David Begelman, once my agent and still a good friend, had now risen to the rank of studio chief and he was the president of MGM at the time, which was financing My Favorite Year.
“No, no!” I exclaimed to Richard. “Bad move. Any time you go to a studio executive’s office and ask for money they’ll invariably say no.”
“Why?” he asked.
“Once they sit behind that big desk in their grand office they are puffed up and feel like kings. And kings are wont to say no. What we have to do is run into him in the hallway either going to or coming back from lunch or even better—catch him in the men’s room.”
(Where nobody feels like a king.)
We didn’t catch him in the men’s room, but we slyly followed him back from lunch and caught him in the hallway. I casually said, “David! I’m so glad I ran into you. We’re gonna need another couple of hundred thousand to finish the picture. Can I count on you?”
And being my old agent, dear friend, and caught off guard, he said, “No problem. You got it.”
Richard Benjamin, jumping for joy said, “I can’t believe it. You’re a goddamn magician.”
Studio executives are funny people. If you need something from them it’s always good to find out what kind of a mood they’re in first. Check with their secretary or fellow filmmakers who’ve recently dealt with them. They can be wonderful, friendly, and supportive like Laddie, or they can behave like downright tyrants. It depends on their personality and their mood.
Rumor has it that Frank Yablans, who together with Robert Evans was running Paramount during the Godfather movies period, was not an easy executive to deal with.
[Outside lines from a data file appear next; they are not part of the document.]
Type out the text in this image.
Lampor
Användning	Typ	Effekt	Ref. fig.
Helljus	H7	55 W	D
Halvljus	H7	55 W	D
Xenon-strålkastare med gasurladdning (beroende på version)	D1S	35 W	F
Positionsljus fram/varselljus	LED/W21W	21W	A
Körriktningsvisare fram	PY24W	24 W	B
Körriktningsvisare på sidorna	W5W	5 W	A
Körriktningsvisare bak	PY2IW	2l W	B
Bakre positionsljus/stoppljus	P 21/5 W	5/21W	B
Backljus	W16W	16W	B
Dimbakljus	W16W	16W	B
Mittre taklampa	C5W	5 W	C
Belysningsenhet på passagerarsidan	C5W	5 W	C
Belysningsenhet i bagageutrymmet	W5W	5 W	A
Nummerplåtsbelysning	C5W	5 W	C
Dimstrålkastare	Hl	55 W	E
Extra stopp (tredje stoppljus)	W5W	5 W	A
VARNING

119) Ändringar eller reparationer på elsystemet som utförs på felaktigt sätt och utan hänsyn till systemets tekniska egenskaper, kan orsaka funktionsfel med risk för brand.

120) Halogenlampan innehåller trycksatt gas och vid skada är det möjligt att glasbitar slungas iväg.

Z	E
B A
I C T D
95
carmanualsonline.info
When he left Paramount and moved his production company to Fox, he had a big office on the third floor—not far from mine. So occasionally, I would see him in the hallway, and we’d exchange greetings. One day when I was pulling up to my parking space in the executive building’s parking area, Yablans, who had an adjoining space, pulled up next to me. At the time I was driving a beat-up silver metallic Honda Civic. Yablans pulled up in a big black shiny Rolls-Royce, replete with a lush red leather interior. He got out of his car and looked at my car, which next to his looked like a dented tin can with wheels.
He said, “Mel…I’ll never be big enough to drive a car like that.”
Surprisingly funny line from an exec with a reputation for being a tough guy.
Chapter 19
To Be or Not to Be
By 1983, I had made a lot of movies but, except for her brief cameo in Silent Movie, I had never made one where I co-starred with my beautiful and talented wife, Anne Bancroft. And then it hit me—a wonderful movie that could be a perfect picture for Anne and me to co-star in would be a remake of To Be or Not to Be (1942)。 It was a favorite of both of ours, one of the best films made by the great director Ernst Lubitsch. And it would also reconnect me with one of my tried-and-true sources of dangerous comedy: Adolf Hitler.
Lubitsch was a cinematic hero of mine. He made what I always aimed for—a serious comedy. A lot of laughs, but always driven by something important underneath it. One of his best films was Ninotchka (1939) starring Greta Garbo, co-written by Billy Wilder. I never met Lubitsch, but I got to know Billy Wilder. My Young Frankenstein and My Favorite Year producer Mike Gruskoff and I would often take Billy to lunch.
Billy would always tell us wonderful stories, including the following: One day his secretary brought him some papers to sign and caught him staring out his office window. Her body language and facial expression told him she thought he was goofing off instead of writing.
He quickly corrected her with, “Listen, I want you to know something: When I’m looking out the window—I’m working.”
Another thing Billy told us was that at Lubitsch’s funeral he was talking with William Wyler (another great director) and Billy said, “Oh my. How sad, no more Lubitsch.”
Wyler added, “Worse than that, no more Lubitsch pictures.”
Maybe it was Wilder’s stories of Lubitsch that made me think about doing To Be or Not to Be. In the original, Carole Lombard and Jack Benny played Maria and Joseph Tura, the heads of an acting troupe during the Nazi occupation of Poland who outwit the Nazis. The bravery of Lubitsch was that he made this movie in 1941 and it was very dangerous because Hitler had actually invaded Poland. We had the benefit of hindsight. We could talk about the war and what happened. And Poland! We knew about the Polish resistance, and we knew about the underground. We knew things that Lubitsch had no idea about at the time. We had the template, the blueprint, and also the hindsight.